Small shards result in small segments, which increases overhead. Aim to keep the average shard size between a few GB and a few tens of GB. For use-cases with time-based data, it is common to see shards between 20GB and 40GB in size.
As the overhead per shard depends on the segment count and size, forcing smaller segments to merge into larger ones through a forcemerge operation can reduce overhead and improve query performance. This should ideally be done once no more data is written to the index. Be aware that this is an expensive operation that should ideally be performed during off-peak hours.
The number of shards you can hold on a node will be proportional to the amount of heap you have available, but there is no fixed limit enforced by Elasticsearch. A good rule-of-thumb is to ensure you keep the number of shards per node below 20 to 25 per GB heap it has configured. A node with a 30GB heap should therefore have a maximum of 600-750 shards, but the further below this limit you can keep it the better. This will generally help the cluster stay in good health.
In Elasticsearch, each query is executed in a single thread per shard. Multiple shards can however be processed in parallel, as can multiple queries and aggregations against the same shard.
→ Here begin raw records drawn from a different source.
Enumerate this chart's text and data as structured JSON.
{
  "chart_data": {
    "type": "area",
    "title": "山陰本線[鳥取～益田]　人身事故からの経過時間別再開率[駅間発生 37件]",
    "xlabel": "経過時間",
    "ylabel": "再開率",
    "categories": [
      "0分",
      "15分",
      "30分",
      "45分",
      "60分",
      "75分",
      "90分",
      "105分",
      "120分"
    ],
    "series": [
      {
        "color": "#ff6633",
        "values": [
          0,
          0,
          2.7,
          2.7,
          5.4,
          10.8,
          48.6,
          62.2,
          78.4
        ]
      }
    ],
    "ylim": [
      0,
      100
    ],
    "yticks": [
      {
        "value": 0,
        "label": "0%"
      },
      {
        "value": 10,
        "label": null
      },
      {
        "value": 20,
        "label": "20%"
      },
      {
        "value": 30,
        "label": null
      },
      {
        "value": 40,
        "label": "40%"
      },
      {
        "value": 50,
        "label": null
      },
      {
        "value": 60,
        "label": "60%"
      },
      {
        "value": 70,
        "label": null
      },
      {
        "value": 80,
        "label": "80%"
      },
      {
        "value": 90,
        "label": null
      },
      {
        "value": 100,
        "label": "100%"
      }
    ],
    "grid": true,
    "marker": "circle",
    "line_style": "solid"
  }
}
This means that the minimum query latency, when no caching is involved, will depend on the data, the type of query, as well as the size of the shard. Querying lots of small shards will make the processing per shard faster, but as many more tasks need to be queued up and processed in sequence, it is not necessarily going to be faster than querying a smaller number of larger shards. Having lots of small shards can also reduce the query throughput if there are multiple concurrent queries.
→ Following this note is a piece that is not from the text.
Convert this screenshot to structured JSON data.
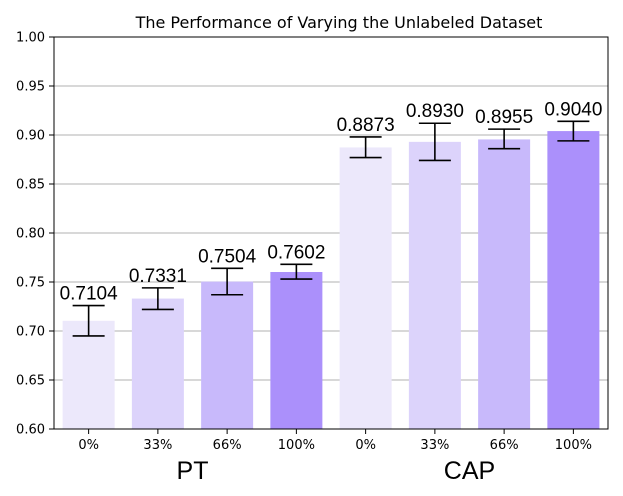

Searching 1 index of 50 shards is exactly equivalent to searching 50 indices with 1 shard each: both search requests hit 50 shards.
可以先在单节点单分片上模拟测试真实的查询直到挂掉，这样可以评估出一台机器的能力。然后再评估自己大约要支撑最多多少数据量，然后再除以每个分片的量就能得出需要多少分片或者机器了。此处粗略描述，具体见 Capacity Planning。
另外，也可以用基准测试去测量索引的性能。一款 ES 基准测试工具 Announcing Rally: Our benchmarking tool for Elasticsearch
*TIP: The best way to determine the maximum shard size from a query performance perspective is to benchmark using realistic data and queries*. Always benchmark with a query and indexing load representative of what the node would need to handle in production, as optimizing for a single query might give misleading results.